The local health workers must organize themselves to take on these new problems as part of their activities, which include:
· the running of the health centre or local hospital and provision of routine care,
· the disease-monitoring system,
· health education,
· the resumption of health programmes in progress before the disaster (vaccinations, maternal and child health, control of tuberculosis, malaria, diarrhoeal diseases, malnutrition and other health problems, depending on the circumstances),
· activities to alleviate psychological suffering and disquiet.

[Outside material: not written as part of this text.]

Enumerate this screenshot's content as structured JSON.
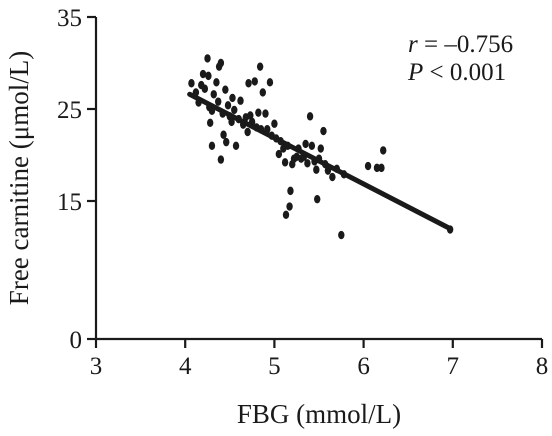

Most of these activities require intimate involvement with the community. This can be ensured only by the local personnel organizing their work on the basis of support from volunteers and the persons in charge of the family groupings. In this context the local branches of the Red Cross can make a contribution by providing well-organized volunteers, already trained. In all their activities the local health personnel should try to obtain help from the community while reserving for themselves tasks that specifically require professional skills. This requires considerable efforts to coordinate and train volunteers. The local personnel must keep in touch with the intermediate-level authorities, from whom, on the basis of the estimated number of people to be cared for and the types of intervention needed, they can request the assistance and the supplies they require:
· articles of medical consumption,
· visits to the disaster area by specialists (surgeons, orthopaedists, rehabilitation experts, etc.),
· liaison with suitably equipped hospitals to which they can send cases which cannot be dealt with on the spot,
· means of communication and transport,
· general supplies for the health centre or hospital (blankets, linen, food, fuel, tools, cleaning products, etc.).